Ingo Rübe on New Blockchain Business Models

From October 30th to November 1st, hundreds of blockchain professionals from industry and academia are joining forces in Athens, Greece at Decentralized 2019 to engage in workshops, talks, and networking. One prominent keynote speaker was Ingo Rübe from BOTLabs, whose talk was titled DAOs and TCRs — New Blockchain Based Business Models.
Ingo began his talk with a background on blockchain:
“In the blockchain industry in the last 10 years, first we had blockchains, that was Bitcoin’s time, 5 years later we had smart contracts, that was Ethereum’s time, now we’re tokenizing assets, which is basically tokenizing real estate or a company or so on, and the next question is: why can’t I virtualize the whole company on the blockchain?
In 5 years, it will lead to DAOs and self-owned assets, like a car that leases itself and lends itself out to drviers, pays itself, and pays the lease that way.”
The next logical step is the DAO, though it was tried in the past and failed:
“The DAO failed in 2016. You can’t just talk about technology, you have to take into account regulatory issues. Blockchain gave us machine-generated trust. On the regulatory side, we got regulation for tokens.
Then came smart contracts, which enabled us to put software on the blockchain. On the regulatory side, we had a reaction to and regulation created for ICOs.
The next step is the tokenized asset and banks are pushing it. On the regulatory side, we’ll have security tokens. From the technological side, nothing really changed.”
The DAO wasn’t ready previously, but regulations are changing with “virtual persons”:
“Next up, we have a virtual person. We had a legal person and a natural person, but we don’t have a company directly on the blockchain. On the legal side, we need a sandbox company on the blockchain, and on the regulatory side, we need the virtual person. Based on our conversations with regulators, this is definitely happening.

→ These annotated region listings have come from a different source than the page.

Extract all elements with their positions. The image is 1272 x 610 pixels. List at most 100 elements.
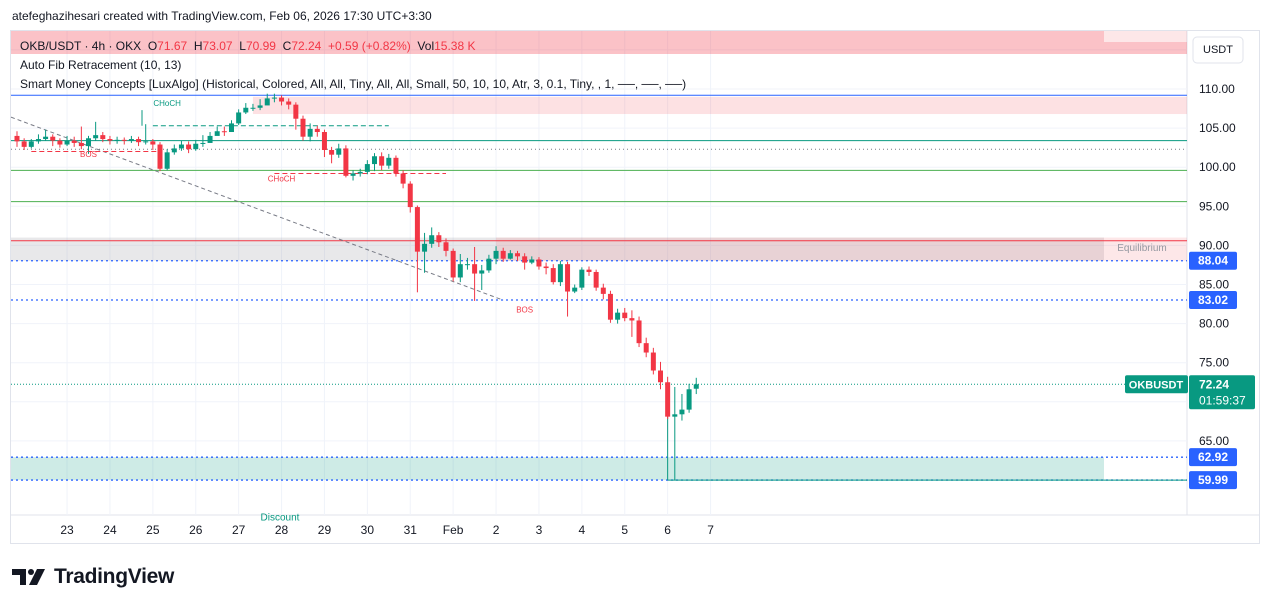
candle-body bbox=[221, 131, 227, 133]
bar-countdown: 01:59:37 bbox=[1199, 393, 1246, 407]
candle-body bbox=[143, 141, 149, 143]
candle-body bbox=[186, 144, 192, 150]
level-badge bbox=[1189, 448, 1237, 467]
symbol-label[interactable]: OKB/USDT · 4h · OKX bbox=[20, 39, 142, 53]
time-tick-label: Feb bbox=[443, 523, 464, 537]
candle-body bbox=[35, 139, 41, 142]
symbol-badge-label: OKBUSDT bbox=[1129, 379, 1184, 391]
candle-body bbox=[14, 135, 20, 142]
candle-body bbox=[43, 136, 49, 140]
price-tick-label: 105.00 bbox=[1199, 121, 1236, 135]
chart-frame bbox=[10, 30, 1260, 544]
candle-body bbox=[250, 107, 256, 109]
candle-body bbox=[565, 264, 571, 292]
candle-body bbox=[157, 144, 163, 169]
candle-body bbox=[64, 140, 70, 145]
fib-trend-line bbox=[10, 116, 504, 301]
candle-body bbox=[457, 264, 463, 278]
candle-body bbox=[28, 141, 34, 147]
time-tick-label: 7 bbox=[707, 523, 714, 537]
candle-body bbox=[229, 123, 234, 133]
price-tick-label: 80.00 bbox=[1199, 317, 1229, 331]
candle-body bbox=[464, 264, 470, 266]
price-tick-label: 110.00 bbox=[1199, 82, 1235, 96]
candle-body bbox=[615, 312, 621, 320]
ohlc-legend[interactable]: OKB/USDT · 4h · OKX O71.67 H73.07 L70.99… bbox=[20, 39, 475, 53]
equilibrium-label: Equilibrium bbox=[1117, 243, 1166, 254]
candle-body bbox=[321, 132, 327, 150]
candle-body bbox=[550, 268, 556, 283]
candle-body bbox=[121, 139, 127, 141]
level-badge bbox=[1189, 290, 1237, 309]
candle-body bbox=[264, 98, 270, 106]
candle-body bbox=[236, 112, 242, 124]
currency-button bbox=[1192, 36, 1244, 64]
low-value: 70.99 bbox=[245, 39, 276, 53]
candle-body bbox=[128, 139, 134, 141]
time-tick-label: 31 bbox=[404, 523, 418, 537]
fib-indicator-legend[interactable]: Auto Fib Retracement (10, 13) bbox=[20, 58, 182, 72]
candle-body bbox=[543, 266, 549, 269]
price-tick-label: 95.00 bbox=[1199, 199, 1229, 213]
candle-body bbox=[422, 243, 428, 252]
candle-body bbox=[214, 131, 220, 136]
low-label: L bbox=[239, 39, 246, 53]
candle-body bbox=[386, 157, 392, 166]
candle-body bbox=[329, 149, 335, 155]
time-tick-label: 30 bbox=[361, 523, 375, 537]
smc-indicator-legend[interactable]: Smart Money Concepts [LuxAlgo] (Historic… bbox=[20, 77, 687, 91]
candle-body bbox=[100, 135, 106, 140]
candle-body bbox=[350, 173, 356, 176]
time-tick-label: 29 bbox=[318, 523, 332, 537]
high-value: 73.07 bbox=[202, 39, 233, 53]
price-tick-label: 75.00 bbox=[1199, 356, 1229, 370]
structure-label: BOS bbox=[80, 150, 97, 159]
candle-body bbox=[500, 250, 506, 259]
price-tick-label: 85.00 bbox=[1199, 278, 1229, 292]
candle-body bbox=[400, 173, 406, 184]
time-tick-label: 27 bbox=[232, 523, 246, 537]
volume-value: 15.38 K bbox=[434, 39, 476, 53]
price-tick-label: 90.00 bbox=[1199, 238, 1229, 252]
candle-body bbox=[472, 264, 478, 274]
candle-body bbox=[636, 320, 642, 344]
candle-body bbox=[593, 271, 599, 288]
candle-body bbox=[86, 138, 91, 147]
time-tick-label: 3 bbox=[536, 523, 543, 537]
candle-body bbox=[679, 409, 685, 415]
premium-zone-upper-extension bbox=[1104, 31, 1187, 42]
candle-body bbox=[257, 105, 263, 108]
equilibrium-zone bbox=[11, 237, 1104, 261]
candle-body bbox=[279, 97, 285, 102]
candle-body bbox=[364, 164, 370, 172]
candle-body bbox=[493, 250, 499, 259]
candle-body bbox=[50, 136, 56, 141]
candle-body bbox=[600, 287, 606, 294]
level-badge bbox=[1189, 471, 1237, 490]
candle-body bbox=[579, 269, 585, 288]
candle-body bbox=[557, 264, 563, 283]
candle-body bbox=[150, 141, 156, 145]
candle-body bbox=[57, 140, 63, 145]
discount-zone bbox=[11, 457, 1104, 481]
time-tick-label: 4 bbox=[579, 523, 586, 537]
candle-body bbox=[443, 242, 449, 251]
tradingview-logo-icon bbox=[12, 569, 45, 585]
level-badge-label: 62.92 bbox=[1198, 450, 1228, 464]
volume-label: Vol bbox=[417, 39, 435, 53]
structure-label: CHoCH bbox=[153, 99, 181, 108]
price-tick-label: 65.00 bbox=[1199, 434, 1229, 448]
structure-label: BOS bbox=[516, 306, 533, 315]
candle-body bbox=[515, 253, 520, 257]
candle-body bbox=[171, 148, 177, 153]
level-badge-label: 88.04 bbox=[1198, 254, 1228, 268]
candle-body bbox=[486, 258, 492, 271]
candle-body bbox=[293, 104, 299, 119]
level-badge bbox=[1189, 251, 1237, 270]
close-value: 72.24 bbox=[291, 39, 322, 53]
open-label: O bbox=[147, 39, 158, 53]
candle-body bbox=[650, 352, 656, 371]
candle-body bbox=[178, 144, 184, 149]
candle-body bbox=[629, 318, 635, 321]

There are two problems we have to talk about: first, it’s the software problem. If you give a smart contract to a regulator, they'll never be able to read it. They’re regulators, not computer scientists.
As we’ve seen in the DAO case, small errors can have devastating consequences.
We have to build one underlying middleware on the blockchain and build companies by configuration on the middleware, which authorities can work with.”
Ultimately, regulations will co-evolve with blockchain for greater understanding to push the industry forward.